After an urgent ride of two or three miles farther I completed the trip by a slow pace through the Deer Lodge Valley, and the next morning took the coach from Deer Lodge City to Helena, thankful for an escape from a peril I hope never again to encounter.
CHAPTER XLIX
AN INTERESTING ADVENTURE
For the first three or four years after the settlement of Montana, a favorite mode of returning to the States was by Mackinaw boat, down one or the other of the two great rivers whose upper waters traverse the Territory. The water trip, if not less exposed to Indian attack, was pleasanter, less laborious and expensive, and sooner accomplished than the long, weary journey by the plains.
The upper portions, both of the Missouri and Yellowstone, pass through a country abounding in some of the grandest, most unique, and most richly diversified scenery on the continent. Of themselves the rivers are very beautiful,—their waters pure, cold, broken into frequent rapids; at one moment passing through tremendous cañons and gorges; at the next, babbling along widespread meads; and anon, as if by a transformation of enchantment, dashing into the midst of a desolation which realizes all the descriptive horrors of Dante’s “Inferno,”—affording to the eye a greater variety of picturesque beauty than any of the other great rivers of the continent. A journey down them in a Mackinaw boat is an incident to fill a prominent place in the most adventurous life.
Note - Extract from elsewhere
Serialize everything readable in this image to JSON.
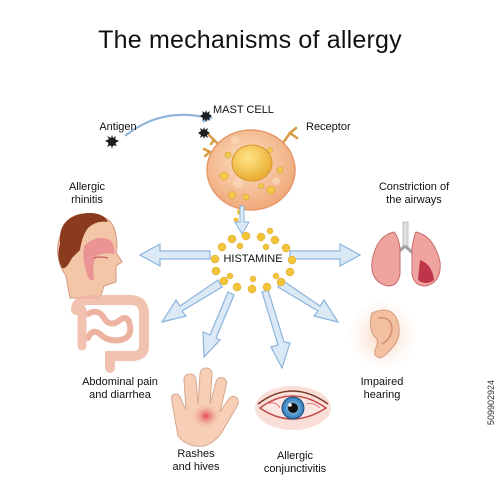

The point selected for embarkation on the Yellowstone was about twelve miles above the spot where Captain Clark started on his descent of the river, when returning from the famous expedition of 1804–06. An isolated grove of lofty cottonwoods has grown upon the only soil within miles, under the overhanging crags of a cañon whose sombre walls lift themselves three thousand feet or more into the atmosphere. The river glides through those strong jaws with the swiftness and silence of a huge serpent escaping its pursuers, forming an eddy just in front of the grove, which, being convenient of access, was early selected as a favorable place for the construction of boats and embarkation of companies.
At this grove, in the Fall of 1865, a company of six hundred persons commenced, in forty-three boats of different patterns, the long journey of three thousand miles to the States. The distance to the mouth of the Yellowstone was eight hundred and twenty miles, and little more was known of its general character at that time than could be derived from the geographical memoir written by Captain Clark sixty years before. A gentleman who belonged to the party has informed me that, after the first day’s sail, he had learned to confide so fully in this narrative for geographical accuracy, that he was enabled to anticipate, long before reaching them, every prominent landmark and rapid mentioned in it. No better geographers than Lewis and Clark have, since their time, visited the country which they explored; but their book, valuable as it must ever prove for its historical and topographical accuracy, left untold the surpassing grandeur and novelty of the scenes through which they passed. There is not a river in the world which, for its entire length of one thousand miles, presents with the same grandeur and magnificence so much of novelty and variety in the stupendous natural architecture that adorns its banks. Its source is in a beautiful lake, unlike, in general character and appearance, any other body of water on the globe. It is surrounded by innumerable warm and hot springs, sulphur deposits, and mud volcanoes. At a few miles’ distance is the largest geyser basin in the world, and close at hand stupendous cataracts and beautiful cascades. Here, too, is a cañon which for forty miles of distance is filled with physical wonders, so numerous, strange, and various as to defy description, and almost surpass comprehension.